The 7 million tourists who visit China's Forbidden City every year encounter a fascinating question: How did ancient Chinese workers manage to put in place the palace's iconic 300-ton carved marble slab?
Historical accounts about the stone's transport differ, but researchers at Princeton University and in Beijing have used engineering calculations to set the record straight. They studied how a band of workers could have moved the enormous block of stone from a quarry 70 kilometers (about 43 miles) away to the palace in Beijing by sliding it on a track of wet ice. Once in place, the slab was chiseled into an intricate design known as the Large Stone Carving.

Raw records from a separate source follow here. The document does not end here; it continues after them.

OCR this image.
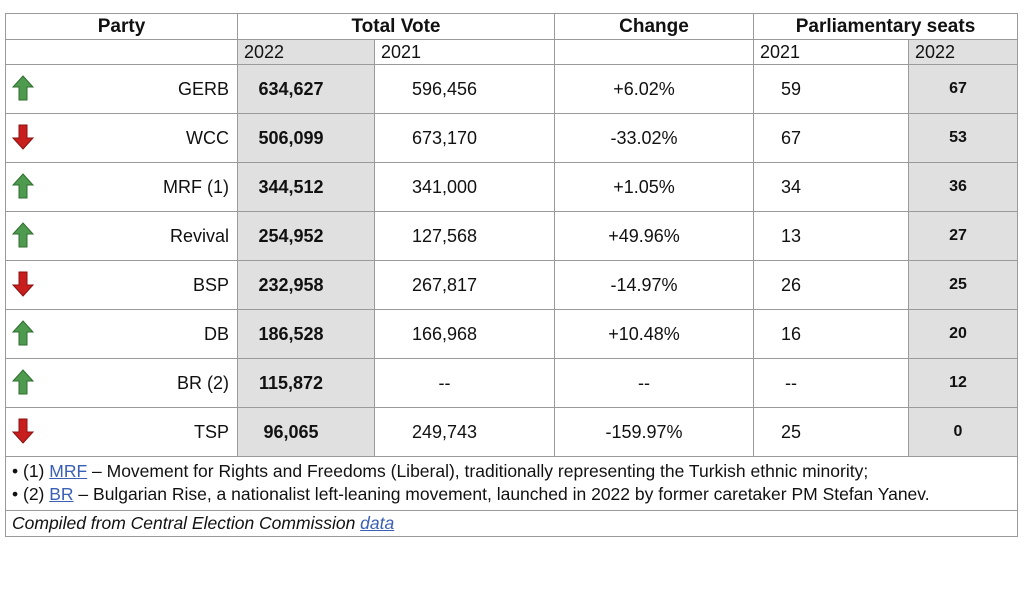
Party	Total Vote		Change	Parliamentary seats	
	2022	2021		2021	2022

GERB	634,627	596,456	+6.02%	59	67

WCC	506,099	673,170	-33.02%	67	53

MRF (1)	344,512	341,000	+1.05%	34	36

Revival	254,952	127,568	+49.96%	13	27

BSP	232,958	267,817	-14.97%	26	25

DB	186,528	166,968	+10.48%	16	20

BR (2)	115,872	--	--	--	12

TSP	96,065	249,743	-159.97%	25	0

• (1) MRF – Movement for Rights and Freedoms (Liberal), traditionally representing the Turkish ethnic minority;
• (2) BR – Bulgarian Rise, a nationalist left-leaning movement, launched in 2022 by former caretaker PM Stefan Yanev.					

Compiled from Central Election Commission data					
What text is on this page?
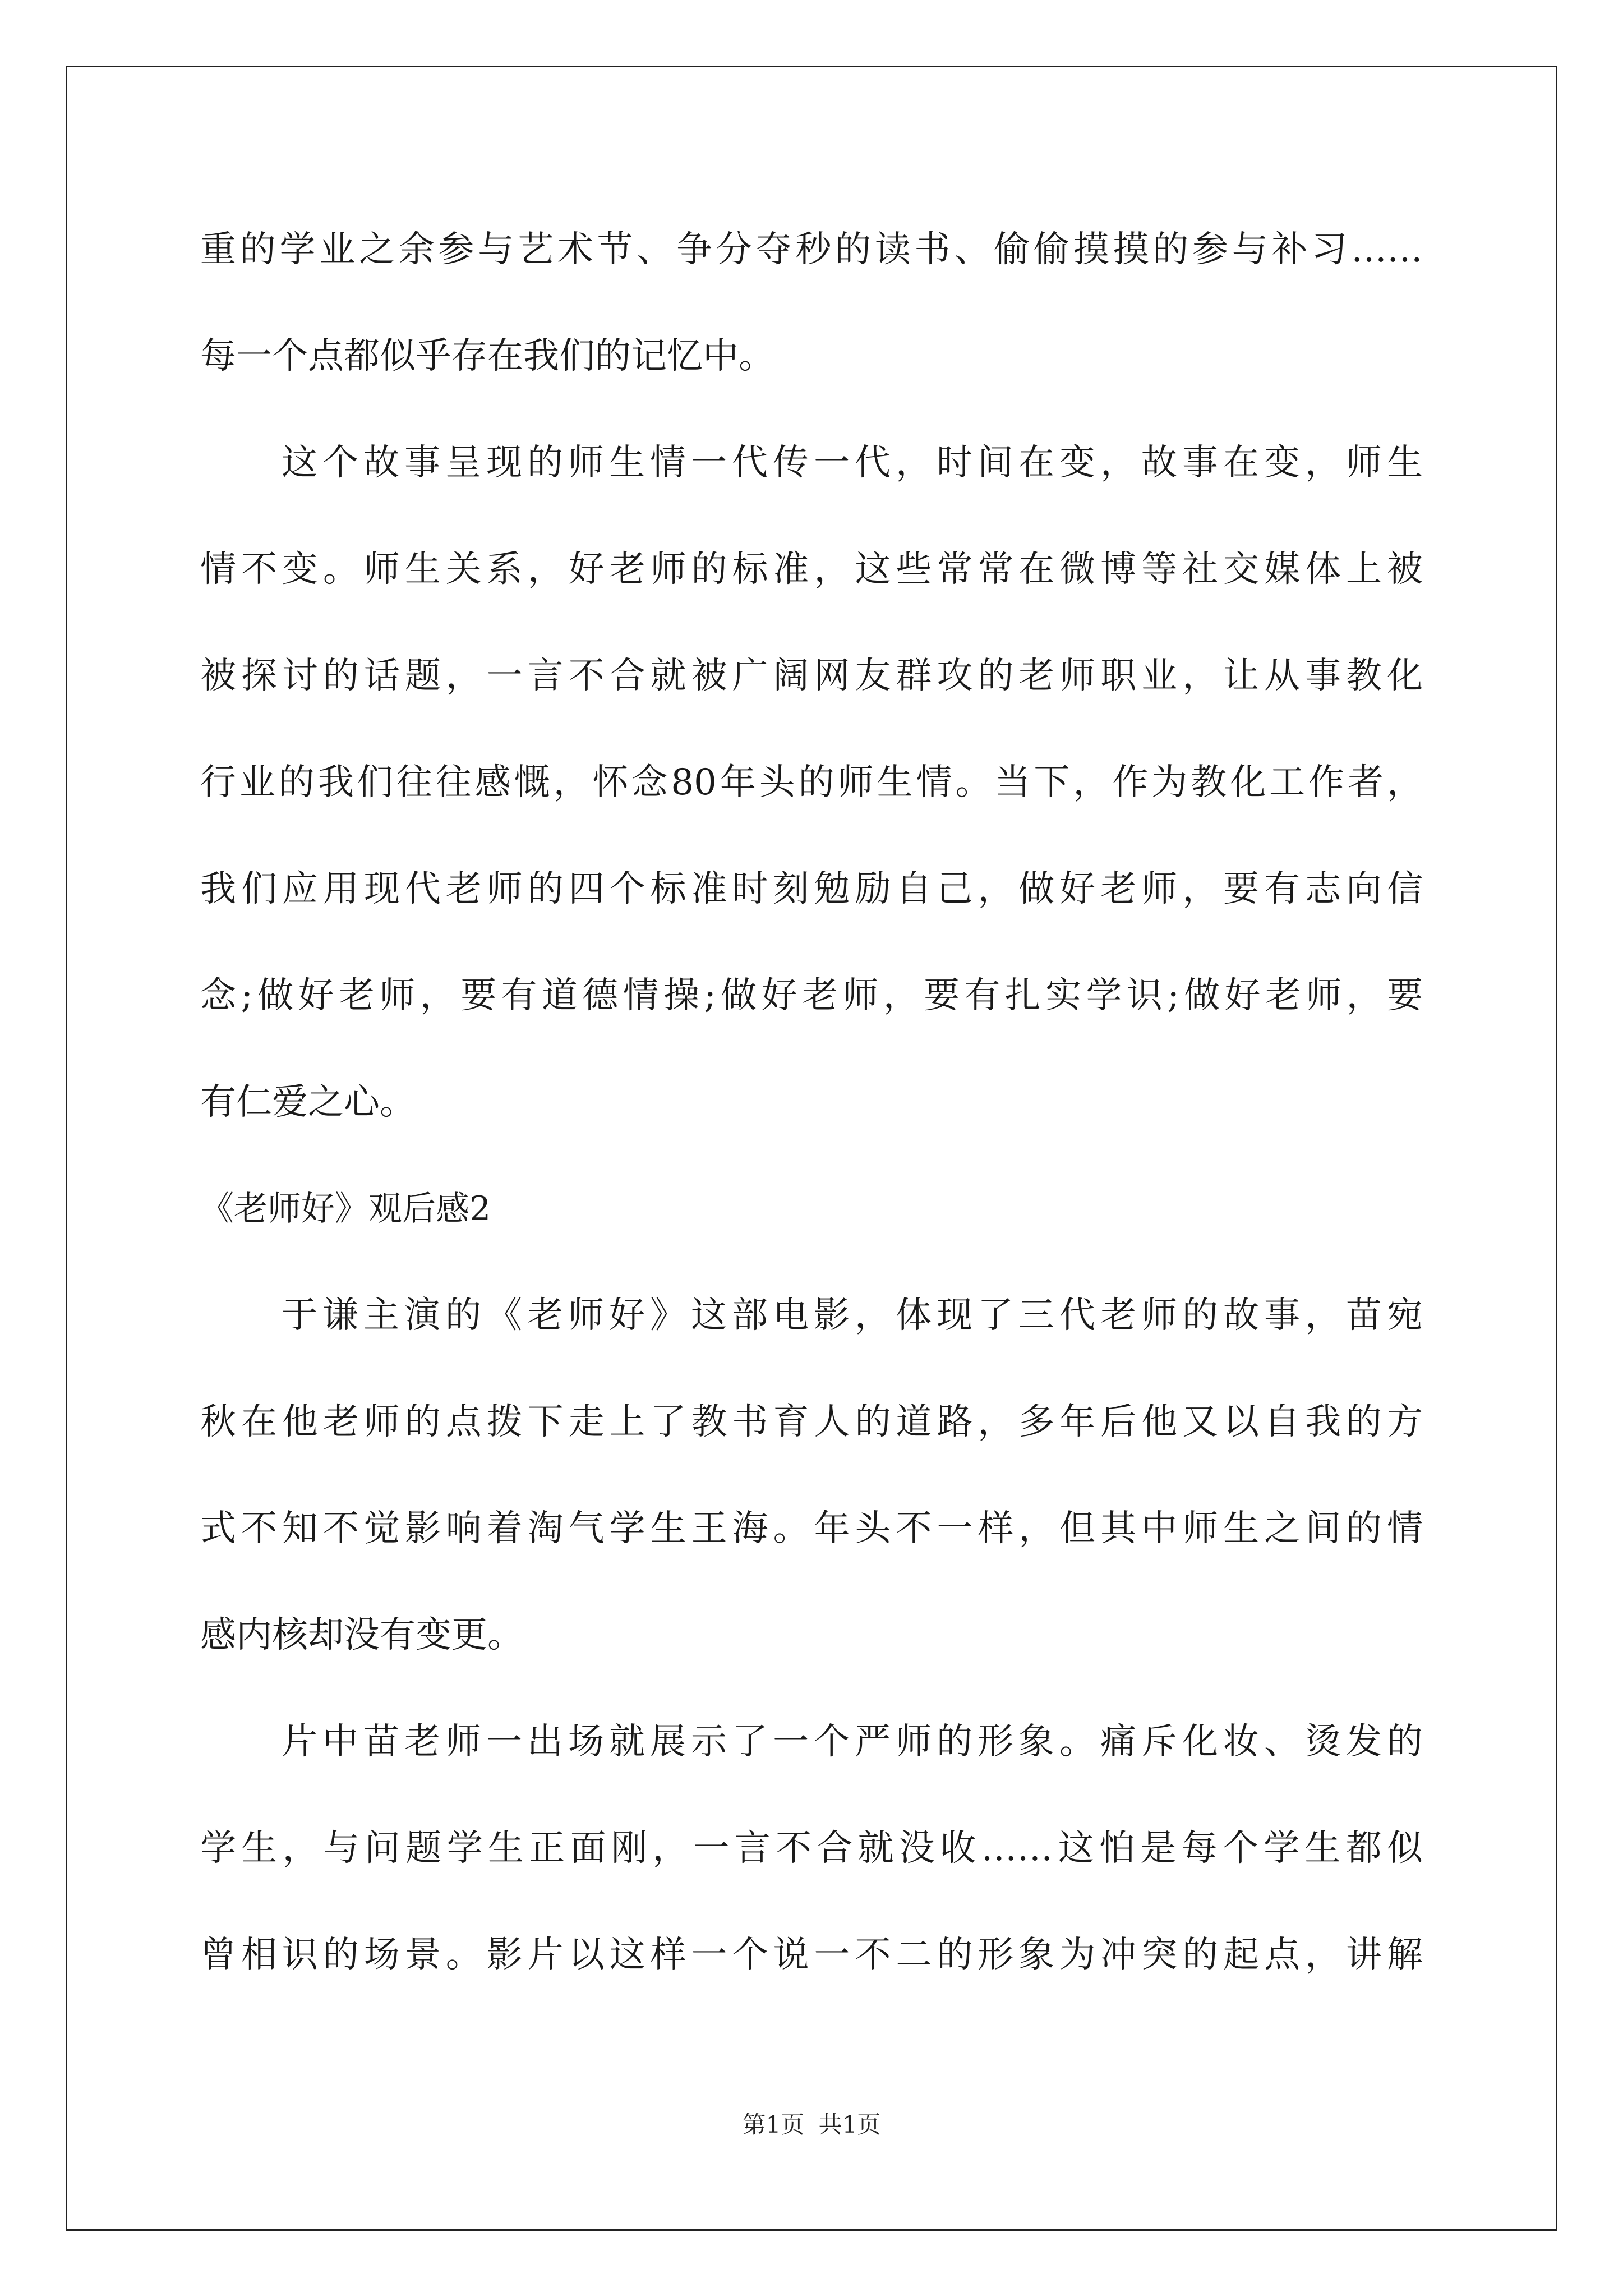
重的学业之余参与艺术节、争分夺秒的读书、偷偷摸摸的参与补习……

每一个点都似乎存在我们的记忆中。

这个故事呈现的师生情一代传一代，时间在变，故事在变，师生

情不变。师生关系，好老师的标准，这些常常在微博等社交媒体上被

被探讨的话题，一言不合就被广阔网友群攻的老师职业，让从事教化

行业的我们往往感慨，怀念80年头的师生情。当下，作为教化工作者，

我们应用现代老师的四个标准时刻勉励自己，做好老师，要有志向信

念;做好老师，要有道德情操;做好老师，要有扎实学识;做好老师，要

有仁爱之心。

《老师好》观后感2

于谦主演的《老师好》这部电影，体现了三代老师的故事，苗宛

秋在他老师的点拨下走上了教书育人的道路，多年后他又以自我的方

式不知不觉影响着淘气学生王海。年头不一样，但其中师生之间的情

感内核却没有变更。

片中苗老师一出场就展示了一个严师的形象。痛斥化妆、烫发的

学生，与问题学生正面刚，一言不合就没收……这怕是每个学生都似

曾相识的场景。影片以这样一个说一不二的形象为冲突的起点，讲解

第1页 共1页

Howard Stone, a professor of mechanical and aerospace engineering at Princeton, and colleagues in Beijing are the first to investigate the technical details of the transport of the stone. Their research shows that the ancient Chinese pulled the stone for the carving on a wooden sledge sliding on an ice path, and that they likely used water as a lubricant on the path. Contrary to the popular tale of 20,000 men dragging the stone to the palace, they estimate that this transport would have allowed a team of about 100 people to accomplish the feat.
Their results were published Nov. 4 in the Proceedings of the National Academy of Sciences.
"The transport of the Large Stone Carving has never been studied from an engineering point of view before," Stone said. By discovering the errors and missing pieces in the account, Stone said, "we have clarified a little bit of history, little bit of culture, and a little bit of engineering."
Numerous heavy stones were brought from nearby quarries to construct the Forbidden City, China's largest imperial palace, between 1406 and 1420 AD. Among them was the Large Stone Carving, which originally weighed approximately 300 tons; its weight was brought down to about 200 tons when it was re-hewn in 1761.
Guidebooks, tour guides and signs at the Forbidden City all tell the same story: It took 20,000 men 28 days to haul the stone from the quarry to the palace site. They did it in deep winter, digging wells every half a kilometer (1,650 feet) along the route, and pouring well water on the ground to make an ice path.
This story puzzled Stone when he visited the Forbidden City in the summer of 2012. His puzzlement came from a common belief in mechanical engineering that there were no known examples of men hauling heavy stones using sledges in ancient China because the spoked wheel appeared in China in 1500 BC.
With Stone were Jiang Li, a professor of mechanical engineering at the University of Science and Technology Beijing, and Haosheng Chen, a tribology professor at Tsinghua University. Tribology is the science of interacting surfaces in relative motion, and includes the study of friction and lubrication. "We were all together, Jiang and Haosheng the tribology experts, standing in front of this massive rock and wondering how on earth it got there," said Stone.
A few questions immediately arose in the researchers' minds. Why was a sliding sledge used to pull the carving when wheels had existed for 2,000 years? And was it better than other ancient techniques such as sliding on wood or using log rollers? "In tribology, rolling is usually considered a superior system over sliding," Li said. They also wondered about other details of the transportation.
Chen and Li started by translating books about the history of technology in China that were available in libraries. They were not able to find any historical record of the transportation details of the large stone carving. But one 500-year-old document, the "Liang Gong Ding Jian Ji," stated that in 1557 a 123-ton stone was transported over 28 days. The team used this stone as a reference for their calculations.
The text revealed that while both sledges and wheeled vehicles were used to transport heavy stones to the palace, sledges were safer and more reliable for stones heavier than the 95-ton capacity of the mule-driven vehicles of the time.
The team deduced that rolling the stone on logs would not have been practical given the long, likely uneven path. Freezing winter conditions in the region made it more practical to pull the sledge on hard, flat ice.
They calculated transportation speed by dividing the 70-kilometer distance by the hours it took to move the stone. "We know what time of year it was moved so we could look up how many hours of daylight there were in 28 days," Stone said. The speed came out to a low 8 centimeters (3.2 inches) per second. At that speed, the team calculated, friction would not be enough to melt the ice and provide water film for lubrication. "While we can't prove this detail, it's likely that they poured water on the ice path as a lubricant to actively lubricate the sliding surface," he said.
Finally, by estimating the force spent by a single person, the researchers could calculate how many men would have been needed to pull the carving. For the 123-ton stone, they found that only 46 people could have pulled the stone on a water-lubricated ice surface, while 338 people could have done it without lubrication. Scaling up these numbers results in an approximately 100-men-strong team for the Large Stone Carving.
This investigation shows the technical sophistication of the ancient Chinese, the team says. "Usually people think ancient techniques are very poor," Li said. "But people in that time understood the properties of ice quite well so they could make good use of it."
The work was supported by the National Natural Science Foundation and the Fundamental Research Funds for the Central Universities of China.